REFLECTION FOR THE FOURTH SUNDAY OF ADVENT…DECEMBER 24, 2023

by Sr. Mary Ann Zimmer, ND

First Reading: Second Book of Samuel 7:1-5, 8b-12, 14a, 16
Responsorial Psalm: Psalm 89: 2-3, 4-5, 27, 29
Second Reading: Romans 16;25-27
Gospel: Luke 1:26-38

This year the fourth week of Advent is barely a breath long! Christmas Eve is already upon us. Mary gets pregnant in this morning’s gospel and gives birth tonight.

Still, this week’s readings have something important to tell us about the child to be born. He will be the fulfillment of the promises made to the line of David. (2nd Samuel 7). St.

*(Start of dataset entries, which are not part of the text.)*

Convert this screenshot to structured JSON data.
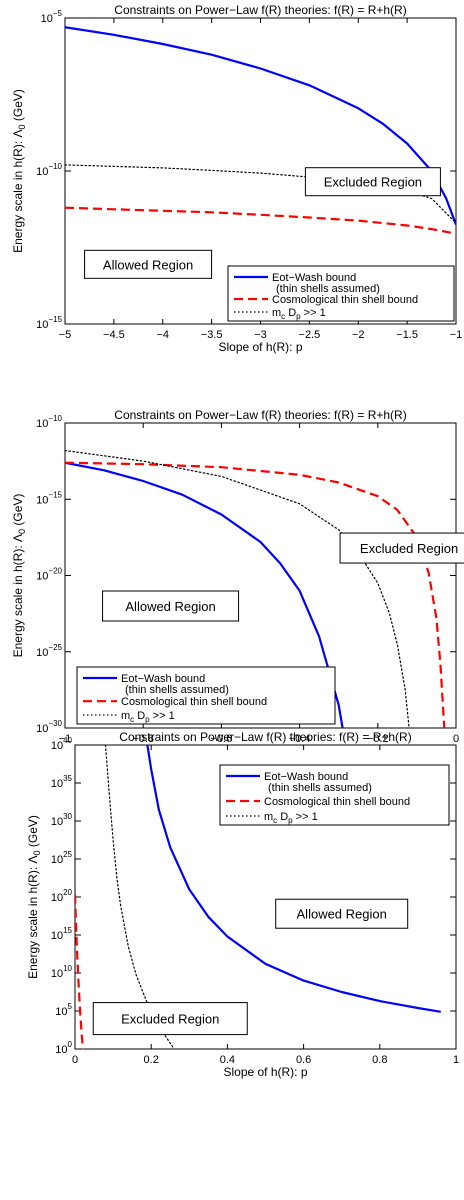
{
  "chart_data": [
    {
      "type": "line",
      "title": "Constraints on Power−Law f(R) theories: f(R) = R+h(R)",
      "xlabel": "Slope of h(R): p",
      "ylabel": "Energy scale in h(R): Λ",
      "ylabel_sub": "0",
      "ylabel_unit": " (GeV)",
      "xlim": [
        -5,
        -1
      ],
      "ylim_exp": [
        -15,
        -5
      ],
      "yscale": "log",
      "xticks": [
        -5,
        -4.5,
        -4,
        -3.5,
        -3,
        -2.5,
        -2,
        -1.5,
        -1
      ],
      "xtick_labels": [
        "−5",
        "−4.5",
        "−4",
        "−3.5",
        "−3",
        "−2.5",
        "−2",
        "−1.5",
        "−1"
      ],
      "yticks_exp": [
        -15,
        -10,
        -5
      ],
      "ytick_labels": [
        "−15",
        "−10",
        "−5"
      ],
      "legend_position": "bottom-right",
      "series": [
        {
          "name": "Eot−Wash bound",
          "name2": "(thin shells assumed)",
          "color": "#0000ff",
          "dash": "solid",
          "x": [
            -5,
            -4.5,
            -4,
            -3.5,
            -3,
            -2.5,
            -2,
            -1.75,
            -1.5,
            -1.25,
            -1.1,
            -1
          ],
          "log10y": [
            -5.3,
            -5.55,
            -5.85,
            -6.2,
            -6.65,
            -7.2,
            -7.95,
            -8.45,
            -9.1,
            -10.0,
            -10.9,
            -11.75
          ]
        },
        {
          "name": "Cosmological thin shell bound",
          "color": "#ff0000",
          "dash": "dashed",
          "x": [
            -5,
            -4.5,
            -4,
            -3.5,
            -3,
            -2.5,
            -2,
            -1.5,
            -1.25,
            -1
          ],
          "log10y": [
            -11.2,
            -11.25,
            -11.3,
            -11.35,
            -11.43,
            -11.52,
            -11.62,
            -11.78,
            -11.9,
            -12.05
          ]
        },
        {
          "name": "m",
          "name_sub1": "c",
          "name_mid": " D",
          "name_sub2": "p",
          "name_tail": " >> 1",
          "color": "#000000",
          "dash": "dotted",
          "x": [
            -5,
            -4.5,
            -4,
            -3.5,
            -3,
            -2.5,
            -2,
            -1.75,
            -1.5,
            -1.25,
            -1
          ],
          "log10y": [
            -9.8,
            -9.85,
            -9.9,
            -9.98,
            -10.07,
            -10.2,
            -10.35,
            -10.5,
            -10.65,
            -10.9,
            -11.7
          ]
        }
      ],
      "annotations": [
        {
          "text": "Excluded Region",
          "x": -1.85,
          "log10y": -10.35
        },
        {
          "text": "Allowed Region",
          "x": -4.15,
          "log10y": -13.05
        }
      ]
    },
    {
      "type": "line",
      "title": "Constraints on Power−Law f(R) theories: f(R) = R+h(R)",
      "xlabel": "Slope of h(R): p",
      "ylabel": "Energy scale in h(R): Λ",
      "ylabel_sub": "0",
      "ylabel_unit": " (GeV)",
      "xlim": [
        -1,
        0
      ],
      "ylim_exp": [
        -30,
        -10
      ],
      "yscale": "log",
      "xticks": [
        -1,
        -0.8,
        -0.6,
        -0.4,
        -0.2,
        0
      ],
      "xtick_labels": [
        "−1",
        "−0.8",
        "−0.6",
        "−0.4",
        "−0.2",
        "0"
      ],
      "yticks_exp": [
        -30,
        -25,
        -20,
        -15,
        -10
      ],
      "ytick_labels": [
        "−30",
        "−25",
        "−20",
        "−15",
        "−10"
      ],
      "legend_position": "bottom-left",
      "series": [
        {
          "name": "Eot−Wash bound",
          "name2": "(thin shells assumed)",
          "color": "#0000ff",
          "dash": "solid",
          "x": [
            -1,
            -0.9,
            -0.8,
            -0.7,
            -0.6,
            -0.5,
            -0.45,
            -0.4,
            -0.35,
            -0.3,
            -0.29
          ],
          "log10y": [
            -12.6,
            -13.1,
            -13.8,
            -14.7,
            -16.0,
            -17.8,
            -19.2,
            -21.0,
            -24.0,
            -28.5,
            -30
          ]
        },
        {
          "name": "Cosmological thin shell bound",
          "color": "#ff0000",
          "dash": "dashed",
          "x": [
            -1,
            -0.8,
            -0.6,
            -0.4,
            -0.3,
            -0.2,
            -0.15,
            -0.1,
            -0.07,
            -0.05,
            -0.04,
            -0.03
          ],
          "log10y": [
            -12.6,
            -12.7,
            -12.9,
            -13.4,
            -13.9,
            -14.8,
            -15.7,
            -17.5,
            -19.8,
            -22.8,
            -25.8,
            -30
          ]
        },
        {
          "name": "m",
          "name_sub1": "c",
          "name_mid": " D",
          "name_sub2": "p",
          "name_tail": " >> 1",
          "color": "#000000",
          "dash": "dotted",
          "x": [
            -1,
            -0.8,
            -0.6,
            -0.4,
            -0.3,
            -0.25,
            -0.2,
            -0.17,
            -0.15,
            -0.13,
            -0.12
          ],
          "log10y": [
            -11.8,
            -12.5,
            -13.5,
            -15.3,
            -17.0,
            -18.5,
            -20.5,
            -22.5,
            -24.5,
            -27.5,
            -30
          ]
        }
      ],
      "annotations": [
        {
          "text": "Excluded Region",
          "x": -0.12,
          "log10y": -18.2
        },
        {
          "text": "Allowed Region",
          "x": -0.73,
          "log10y": -22.0
        }
      ]
    },
    {
      "type": "line",
      "title": "Constraints on Power−Law f(R) theories: f(R) = R+h(R)",
      "xlabel": "Slope of h(R): p",
      "ylabel": "Energy scale in h(R): Λ",
      "ylabel_sub": "0",
      "ylabel_unit": " (GeV)",
      "xlim": [
        0,
        1
      ],
      "ylim_exp": [
        0,
        40
      ],
      "yscale": "log",
      "xticks": [
        0,
        0.2,
        0.4,
        0.6,
        0.8,
        1
      ],
      "xtick_labels": [
        "0",
        "0.2",
        "0.4",
        "0.6",
        "0.8",
        "1"
      ],
      "yticks_exp": [
        0,
        5,
        10,
        15,
        20,
        25,
        30,
        35,
        40
      ],
      "ytick_labels": [
        "0",
        "5",
        "10",
        "15",
        "20",
        "25",
        "30",
        "35",
        "40"
      ],
      "legend_position": "top-right",
      "series": [
        {
          "name": "Eot−Wash bound",
          "name2": "(thin shells assumed)",
          "color": "#0000ff",
          "dash": "solid",
          "x": [
            0.19,
            0.2,
            0.22,
            0.25,
            0.3,
            0.35,
            0.4,
            0.5,
            0.6,
            0.7,
            0.8,
            0.9,
            0.96
          ],
          "log10y": [
            40,
            36.8,
            31.5,
            26.5,
            21.0,
            17.4,
            14.8,
            11.2,
            9.0,
            7.5,
            6.3,
            5.4,
            4.9
          ]
        },
        {
          "name": "Cosmological thin shell bound",
          "color": "#ff0000",
          "dash": "dashed",
          "x": [
            0,
            0.003,
            0.006,
            0.01,
            0.014,
            0.018,
            0.021
          ],
          "log10y": [
            20.3,
            16.0,
            12.0,
            8.0,
            4.5,
            1.6,
            0
          ]
        },
        {
          "name": "m",
          "name_sub1": "c",
          "name_mid": " D",
          "name_sub2": "p",
          "name_tail": " >> 1",
          "color": "#000000",
          "dash": "dotted",
          "x": [
            0.08,
            0.09,
            0.1,
            0.11,
            0.12,
            0.14,
            0.16,
            0.19,
            0.22,
            0.26
          ],
          "log10y": [
            40,
            33.5,
            27.5,
            22.5,
            18.8,
            13.5,
            9.8,
            6.0,
            3.0,
            0
          ]
        }
      ],
      "annotations": [
        {
          "text": "Allowed Region",
          "x": 0.7,
          "log10y": 17.8
        },
        {
          "text": "Excluded Region",
          "x": 0.25,
          "log10y": 4.0
        }
      ]
    }
  ]
}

Paul proclaims praise for the “wise God” who has finally revealed salvation through Jesus Christ.

Finally, in the Gospel of Luke we hear the familiar Annunciation account that tells us that this child to be born of the line of David is given to the world through the direct will of God with the consent of Mary. The annunciation is a story-type that would have been familiar to the early Christians who were steeped in the stories of Hebrew scriptures. The Hebrew scriptures give at least three of these types of accounts that all include a barren woman, an announcement by a divine messenger, an expression of doubt and fear, reassurance, and a sign. Abraham’s wife Sarah (Genesis 18:11), Samson’s mother (Judges 13:2), and Hannah, the mother of the prophet Samuel (1 Samuel 1:19), all shared in this experience. The common thread among these exceptional pregnancies is the clear claim that they came about through divine intervention in situations where a child was considered humanly impossible. These pregnancies all resulted in the birth of an exceptional leader.

In the Gospel of Luke this format for describing God’s power is used twice. Both the birth of John the Baptist and the birth of Jesus are announced in this way. The account of Jesus’ conception ups the stakes of this kind of divine intervention because Mary is not just barren or elderly, she is to be pregnant without the participation of a man. This announcement shifts the pattern from God intervening in the improbable to bringing about the impossible. In this way the Annunciation points to a radically different kind of significant child—a radically intensified promise of salvation.

In Jesus, God’s promise of salvation is embedded in human life. We are both its beneficiaries and its agents. It is available to us in every glimmer of faith, hope, or love that we find in our divinely rooted human living. It is also available whenever we grieve for the times and places that cry out for salvation.

This Advent all the readings about the beauty of God’s coming salvation and the promises of David’s reign of peace break my heart. The reality of the suffering of today’s Israelis and Palestinians is simply too present. Please join me in praying and working for peace with justice and for the alleviation of all the human devastation of war. May all that we do give our consent to God’s daily offer of salvation that awaits our assent.